The Dangers of Remembrance


Over the past few years or so as I’ve browsed YouTube watching numerous videos on the Porsche Carrera GT and the Nissan Skyline GTR R34 – two of my favorite cars, I kept noticing the same comments “RIP Paul Walker” – popping up over and over and over again. This led me to think about how much we hold on to people we love and admire who have died – and how that can be damaging to our religious principles and our mental health.

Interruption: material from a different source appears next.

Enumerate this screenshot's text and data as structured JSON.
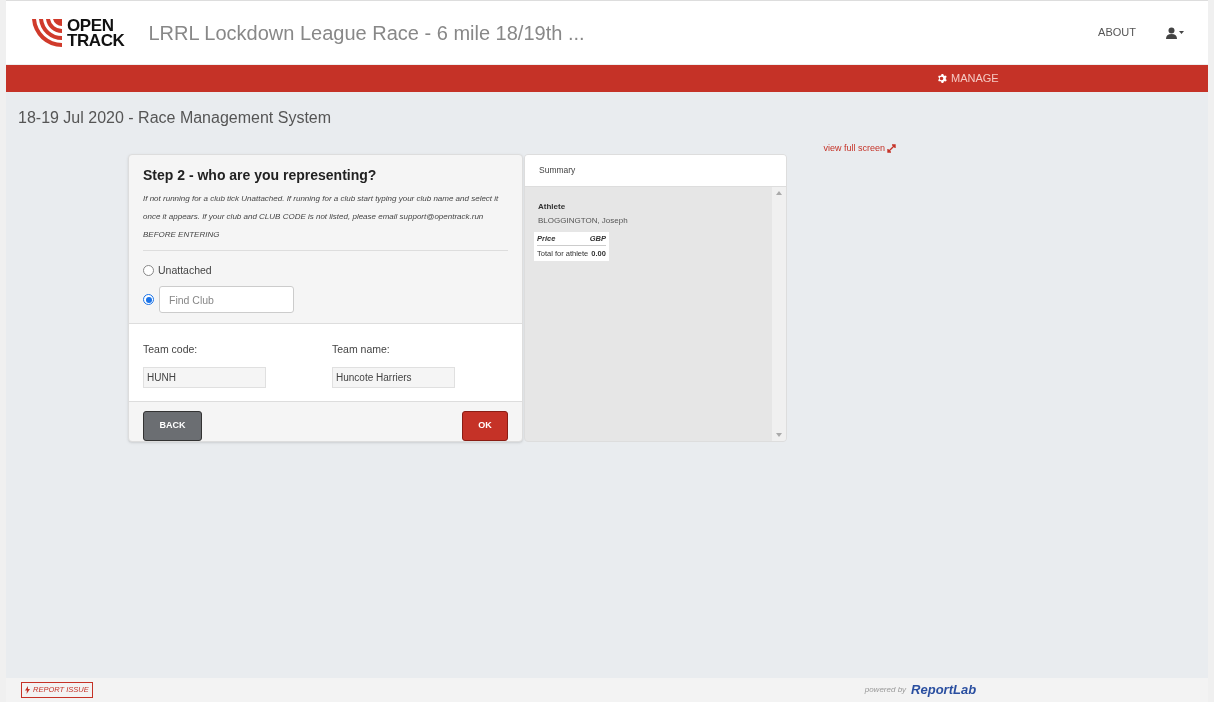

We all know the fundamental reality: we will die one day and no one knows when or how that will occur. Death of someone whom we considered very close to us – either through being of family or friend relations, or admiration of a famous figure via their looks, positive behavior and actions (celebrity actor, musician, politician, whoever) – does contain heavy agony. The challenge is to maintain a healthy level of sorrowful grievance without falling into emotional instability and madness. Having such levels of instability will inevitably lead us to self-destruction. We will be stuck in a constant state of sadness and depression due to refusal of acceptance of reality – those whom we loved are now dead. Their time of living is up, and those that are still living must continue on with the remaining time in their own lives.

This internal denial comes from a corrupted, obsessive love we have for those people who have passed on. That love is so strong, we let it consume and corrupt us that we hold on to the person, instead of their actions. Most of this love comes from the good, positive actions that those people whom we love and admire did. So it only makes logical sense to honor them and simultaneously move on from their passing by continuing the same positive efforts they did. However, our intentions should not be directly linked to them, but rather to what we know and believe are the outcomes of the effort. In this way we avoid falling down the slippery slope of remembering the person and restarting the cycle of sorrow.

From a religious perspective, moving on after death is very important because the aforementioned obsessive love causes us to slide down a slippery slope to polytheism. Constant remembrance leads us to believe that person did so much good they should be remembered for all of time. So we put up tributes and memorials. We hold a scared day to celebrate the anniversary of the day they did something great or the day of their passing. We name things in their honor. We carve and set up statues of them. Inevitably, we convince ourselves, with the urge and misguidance of Satan, that they are the only source of goodness and well-being. Lo and behold, idolatry ensues as we abandon belief in a God, and replace Him with that beloved person who died.

Such are the dangers of remembrance. We must be careful not to let our desires of love for people corrupt our principles and values such that we head towards idolatry and depression.